Python version >= 3.4 or 2.7.
Additional system requirements
No special requirements.
The following Python libraries are required dependencies:
Numpy >= 1.5
matplotlib >= 1.1
pandas >= 0.17
numexpr >= 2.4
xlrd >= 0.9
seaborn >= 0.6
statsmodels >= 0.6 (requires scipy)
ipython >= 4.0
Archive (e.g. institutional repository, general repository)
Persistent identifier: 10.5281/zenodo.44891
Licence: GPL v3
Publisher: Damien Farrell
Date published: 17/1/16
Licence: GPL v3
Date published: 11/2/14
(3) Reuse potential
The software is designed for a general science and technical audience and is not tied to any specific field. Though it was initially developed with the biological sciences in mind, it has very general application. It will be most useful for students and researchers who are not programmers but need to do convenient exploration of their data. Educators at all levels are also a target for the software. With the easy to learn user interface it is a good way to introduce basic data manipulation methods. Specific uses include producing plots for reports or publication, quick visualization of small to medium sized datasets, database style filtering with string queries or fitting linear models. It is hoped that some of this functionality will help students become familiar with the more advanced analytical methods available via programming languages. Data scientists may also find the tool useful for quick plots of their data before or after detailed analyses and as a way of sharing results with others.
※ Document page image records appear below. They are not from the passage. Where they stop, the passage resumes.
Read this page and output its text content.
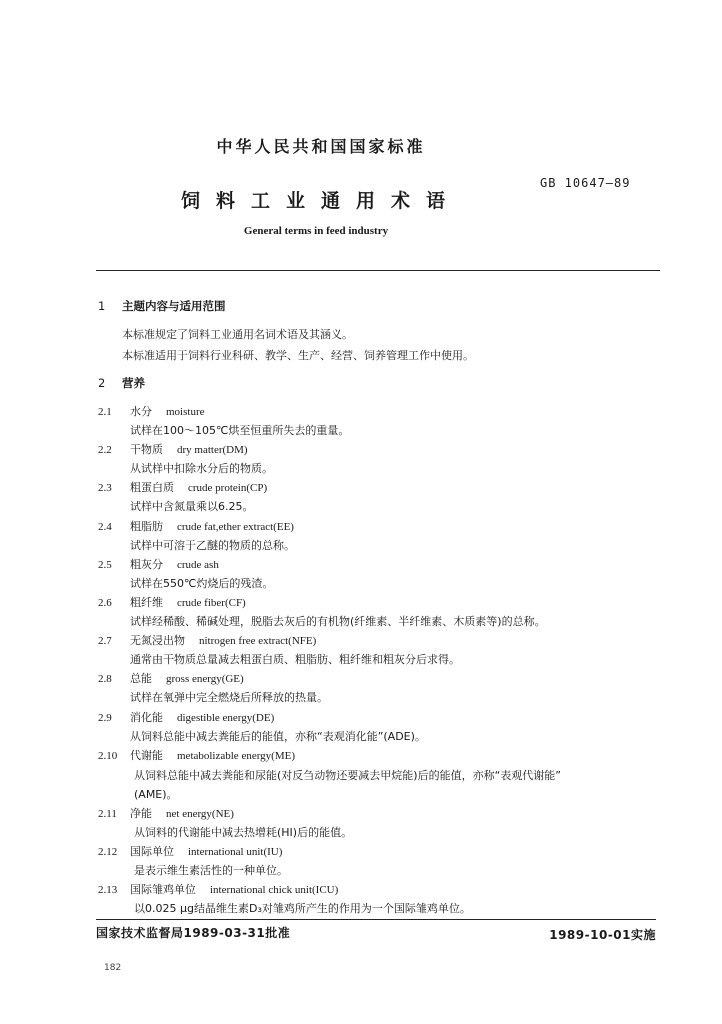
中华人民共和国国家标准
GB 10647—89
饲料工业通用术语
General terms in feed industry
1 主题内容与适用范围
本标准规定了饲料工业通用名词术语及其涵义。
本标准适用于饲料行业科研、教学、生产、经营、饲养管理工作中使用。
2 营养
2.1 水分 moisture
试样在100～105℃烘至恒重所失去的重量。
2.2 干物质 dry matter(DM)
从试样中扣除水分后的物质。
2.3 粗蛋白质 crude protein(CP)
试样中含氮量乘以6.25。
2.4 粗脂肪 crude fat,ether extract(EE)
试样中可溶于乙醚的物质的总称。
2.5 粗灰分 crude ash
试样在550℃灼烧后的残渣。
2.6 粗纤维 crude fiber(CF)
试样经稀酸、稀碱处理，脱脂去灰后的有机物(纤维素、半纤维素、木质素等)的总称。
2.7 无氮浸出物 nitrogen free extract(NFE)
通常由干物质总量减去粗蛋白质、粗脂肪、粗纤维和粗灰分后求得。
2.8 总能 gross energy(GE)
试样在氧弹中完全燃烧后所释放的热量。
2.9 消化能 digestible energy(DE)
从饲料总能中减去粪能后的能值，亦称“表观消化能”(ADE)。
2.10 代谢能 metabolizable energy(ME)
从饲料总能中减去粪能和尿能(对反刍动物还要减去甲烷能)后的能值，亦称“表观代谢能”
(AME)。
2.11 净能 net energy(NE)
从饲料的代谢能中减去热增耗(HI)后的能值。
2.12 国际单位 international unit(IU)
是表示维生素活性的一种单位。
2.13 国际雏鸡单位 international chick unit(ICU)
以0.025 μg结晶维生素D₃对雏鸡所产生的作用为一个国际雏鸡单位。
国家技术监督局1989-03-31批准	1989-10-01实施
182
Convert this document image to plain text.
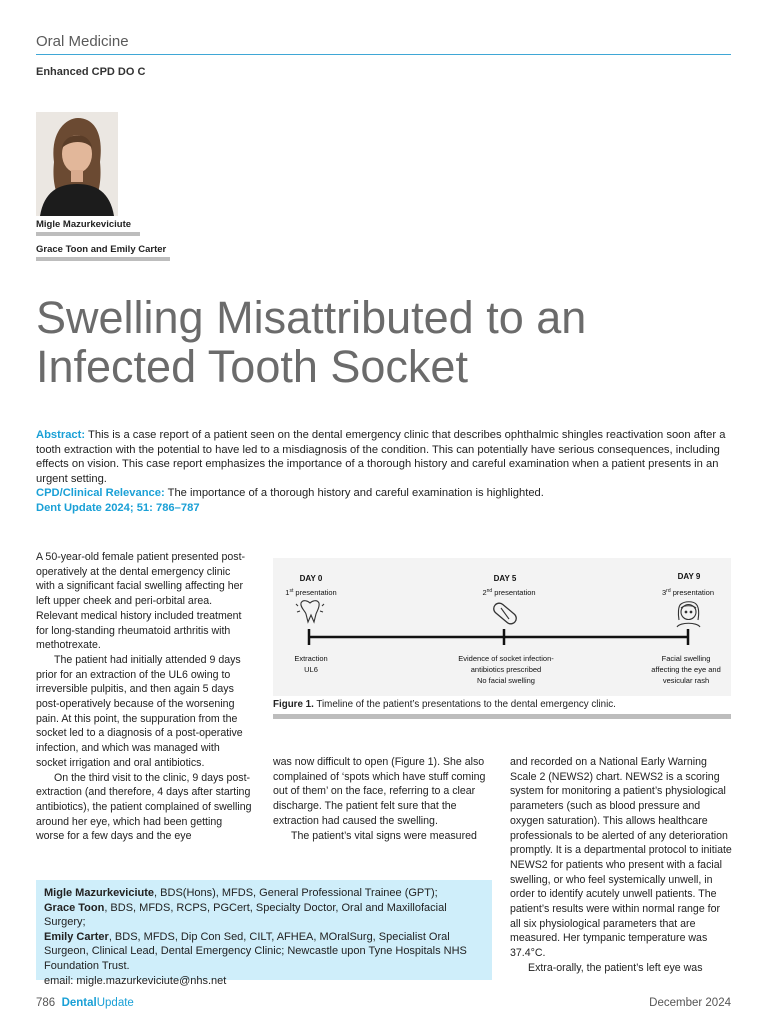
Oral Medicine
Enhanced CPD DO C
Migle Mazurkeviciute
Grace Toon and Emily Carter
Swelling Misattributed to an
Infected Tooth Socket
Abstract: This is a case report of a patient seen on the dental emergency clinic that describes ophthalmic shingles reactivation soon after a tooth extraction with the potential to have led to a misdiagnosis of the condition. This can potentially have serious consequences, including effects on vision. This case report emphasizes the importance of a thorough history and careful examination when a patient presents in an urgent setting.
CPD/Clinical Relevance: The importance of a thorough history and careful examination is highlighted.
Dent Update 2024; 51: 786–787

A 50-year-old female patient presented post-operatively at the dental emergency clinic with a significant facial swelling affecting her left upper cheek and peri-orbital area. Relevant medical history included treatment for long-standing rheumatoid arthritis with methotrexate.

The patient had initially attended 9 days prior for an extraction of the UL6 owing to irreversible pulpitis, and then again 5 days post-operatively because of the worsening pain. At this point, the suppuration from the socket led to a diagnosis of a post-operative infection, and which was managed with socket irrigation and oral antibiotics.

On the third visit to the clinic, 9 days post-extraction (and therefore, 4 days after starting antibiotics), the patient complained of swelling around her eye, which had been getting worse for a few days and the eye

DAY 0
1st presentation
Extraction
UL6
DAY 5
2nd presentation
Evidence of socket infection-
antibiotics prescribed
No facial swelling
DAY 9
3rd presentation
Facial swelling
affecting the eye and
vesicular rash
Figure 1. Timeline of the patient’s presentations to the dental emergency clinic.

was now difficult to open (Figure 1). She also complained of ‘spots which have stuff coming out of them’ on the face, referring to a clear discharge. The patient felt sure that the extraction had caused the swelling.

The patient’s vital signs were measured

and recorded on a National Early Warning Scale 2 (NEWS2) chart. NEWS2 is a scoring system for monitoring a patient’s physiological parameters (such as blood pressure and oxygen saturation). This allows healthcare professionals to be alerted of any deterioration promptly. It is a departmental protocol to initiate NEWS2 for patients who present with a facial swelling, or who feel systemically unwell, in order to identify acutely unwell patients. The patient’s results were within normal range for all six physiological parameters that are measured. Her tympanic temperature was 37.4°C.

Extra-orally, the patient’s left eye was

Migle Mazurkeviciute, BDS(Hons), MFDS, General Professional Trainee (GPT);
Grace Toon, BDS, MFDS, RCPS, PGCert, Specialty Doctor, Oral and Maxillofacial Surgery;
Emily Carter, BDS, MFDS, Dip Con Sed, CILT, AFHEA, MOralSurg, Specialist Oral Surgeon, Clinical Lead, Dental Emergency Clinic; Newcastle upon Tyne Hospitals NHS Foundation Trust.
email: migle.mazurkeviciute@nhs.net
786 DentalUpdate	December 2024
The use of proprietary software without access to the code base is still very common in science. This makes it hard to do reproducible work that can be shared. This software is based on well established open source Python libraries that do not have such issues. These high-quality tools for scientific computing provide the ideal platform to build a user friendly open source application for data analysis. In the long-term, it is hoped that a community of users can be built, some of whom will be developers able to provide their own plugins or extend the core application. The project can be also be forked without restriction.
The authors declare that they have no competing interests.